If it takes another 24 hours to get some project done, or someone had to fill in -- perhaps you? -- to get by without ______________, then that's the way life works. Your product is good, but the world can wait another 24 hours or so from some project that, let's face it, was going to end up in some committee for weeks anyway before it could be agreed upon who was going to take credit for it; you and I both know it wasn't going to be ____________ who got the credit.
You didn't worry much when you laid off half the staff a few years ago, so what are you worried about now?
Besides, managing crises is what a manager is supposed to do. It's why you've got the job you've got.
P.S. Go wash your hands.
Thanks for coming back to this topic, Bob. Here's what some flu shot critics don't understand about influenza.
1) That flu shot is not just to protect you. It also helps to protect the older people in your circle: parents, grandparents, favorite uncle or aunt, you name it. The flu might just make you very ill, but there is an even higher risk for them.
2) The risk to the very young is greater, too. And poeple with lung diseases -- like me.

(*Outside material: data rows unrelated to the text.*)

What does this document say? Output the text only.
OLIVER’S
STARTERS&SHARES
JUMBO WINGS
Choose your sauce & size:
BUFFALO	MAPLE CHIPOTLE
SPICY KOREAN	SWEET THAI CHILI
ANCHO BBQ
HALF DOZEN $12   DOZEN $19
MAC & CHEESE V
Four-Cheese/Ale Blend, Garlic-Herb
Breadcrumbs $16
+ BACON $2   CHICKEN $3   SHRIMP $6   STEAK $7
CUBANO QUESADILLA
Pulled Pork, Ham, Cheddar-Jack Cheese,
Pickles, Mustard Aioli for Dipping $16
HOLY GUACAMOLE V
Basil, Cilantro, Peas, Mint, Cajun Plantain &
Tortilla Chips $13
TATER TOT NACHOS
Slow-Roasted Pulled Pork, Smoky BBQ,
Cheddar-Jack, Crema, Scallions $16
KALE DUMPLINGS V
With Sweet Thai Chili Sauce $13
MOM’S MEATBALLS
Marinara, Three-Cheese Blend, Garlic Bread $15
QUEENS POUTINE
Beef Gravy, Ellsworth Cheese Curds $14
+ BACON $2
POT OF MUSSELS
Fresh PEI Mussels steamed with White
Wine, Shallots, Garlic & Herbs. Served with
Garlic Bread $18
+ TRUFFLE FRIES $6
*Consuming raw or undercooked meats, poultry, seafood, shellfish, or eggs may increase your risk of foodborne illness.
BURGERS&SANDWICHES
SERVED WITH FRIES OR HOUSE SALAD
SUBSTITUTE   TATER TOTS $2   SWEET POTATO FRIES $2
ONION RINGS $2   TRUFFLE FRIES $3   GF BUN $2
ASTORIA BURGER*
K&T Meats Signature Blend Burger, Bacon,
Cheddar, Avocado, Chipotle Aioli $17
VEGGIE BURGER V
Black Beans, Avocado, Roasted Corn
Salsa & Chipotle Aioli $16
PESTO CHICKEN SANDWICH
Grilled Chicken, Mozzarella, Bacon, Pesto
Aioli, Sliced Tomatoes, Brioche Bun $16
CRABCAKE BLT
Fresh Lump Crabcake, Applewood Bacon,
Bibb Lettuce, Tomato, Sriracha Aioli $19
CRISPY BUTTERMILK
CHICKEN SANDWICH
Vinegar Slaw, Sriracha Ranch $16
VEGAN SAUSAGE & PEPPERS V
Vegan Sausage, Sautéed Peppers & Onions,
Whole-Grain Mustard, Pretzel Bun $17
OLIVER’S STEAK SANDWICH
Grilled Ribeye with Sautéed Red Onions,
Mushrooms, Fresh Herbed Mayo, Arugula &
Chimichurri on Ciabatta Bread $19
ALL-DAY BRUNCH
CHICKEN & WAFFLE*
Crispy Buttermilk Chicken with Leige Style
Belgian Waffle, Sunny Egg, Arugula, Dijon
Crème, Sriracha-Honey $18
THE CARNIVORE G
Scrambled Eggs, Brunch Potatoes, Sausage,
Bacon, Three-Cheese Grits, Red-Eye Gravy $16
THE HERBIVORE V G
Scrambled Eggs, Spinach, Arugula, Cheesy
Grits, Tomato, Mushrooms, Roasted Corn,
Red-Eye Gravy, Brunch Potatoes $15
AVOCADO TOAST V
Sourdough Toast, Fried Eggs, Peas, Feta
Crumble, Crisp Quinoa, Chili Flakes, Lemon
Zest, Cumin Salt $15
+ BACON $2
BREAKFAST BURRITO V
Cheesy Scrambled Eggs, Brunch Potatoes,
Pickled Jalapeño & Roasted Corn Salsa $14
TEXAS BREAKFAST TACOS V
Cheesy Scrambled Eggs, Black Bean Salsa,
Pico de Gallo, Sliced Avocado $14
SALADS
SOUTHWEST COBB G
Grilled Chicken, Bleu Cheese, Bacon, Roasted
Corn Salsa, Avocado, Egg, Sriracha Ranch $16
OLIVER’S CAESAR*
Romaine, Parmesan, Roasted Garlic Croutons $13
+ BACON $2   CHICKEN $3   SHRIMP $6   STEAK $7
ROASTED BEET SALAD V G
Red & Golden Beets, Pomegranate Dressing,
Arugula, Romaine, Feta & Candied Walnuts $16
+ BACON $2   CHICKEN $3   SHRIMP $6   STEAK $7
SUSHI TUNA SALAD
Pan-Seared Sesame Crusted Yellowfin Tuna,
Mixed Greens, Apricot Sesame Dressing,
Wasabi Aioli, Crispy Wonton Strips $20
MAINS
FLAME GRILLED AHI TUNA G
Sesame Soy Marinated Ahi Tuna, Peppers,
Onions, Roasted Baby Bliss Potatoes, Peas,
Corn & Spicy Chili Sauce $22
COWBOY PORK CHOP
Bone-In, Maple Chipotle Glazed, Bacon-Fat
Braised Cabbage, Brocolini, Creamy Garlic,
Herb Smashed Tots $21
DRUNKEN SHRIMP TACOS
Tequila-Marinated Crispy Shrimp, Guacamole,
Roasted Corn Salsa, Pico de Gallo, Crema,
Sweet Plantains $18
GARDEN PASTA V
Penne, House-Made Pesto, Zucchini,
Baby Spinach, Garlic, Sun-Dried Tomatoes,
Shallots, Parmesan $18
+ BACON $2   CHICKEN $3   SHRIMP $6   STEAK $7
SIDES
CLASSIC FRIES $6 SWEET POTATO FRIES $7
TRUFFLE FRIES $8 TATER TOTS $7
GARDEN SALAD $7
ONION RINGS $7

3) As a particularly crafty virus that can live in many different animals (including us), mutate quickly, and "jump species" from bird virus to pig virus to human virus, the flu is a tough bug to stop. Every year, the flu is a little different -- that's why you need a shot every year. Good news: there is real progress on work to develop a "universal vaccine" that can be used any year. Wish the scientists luck.
If you saw last season's "Downton Abbey," you'll know that as WW I was ending, a terrible flu pandemic swept the world. It killed normally healthy people within days. The fact that it could happen again has given public health officials nightmares ever since.
Thank you for writing a sane comment. I'm kind of tired of the science naysayers.
I'd love to see more years on that chart. It does suggest to me that an earlier peak may also mean a longer peak, but we really need more years to see if that holds up.
Something else that might be worrisome: with this season's second spike, we reached the maximum levels that the other two seasons on the chart took three spikes to reach.
So, is this level some kind of maximum level for an outbreak, or could a third spike send it even higher?
I love the note! Thanks for the perspective.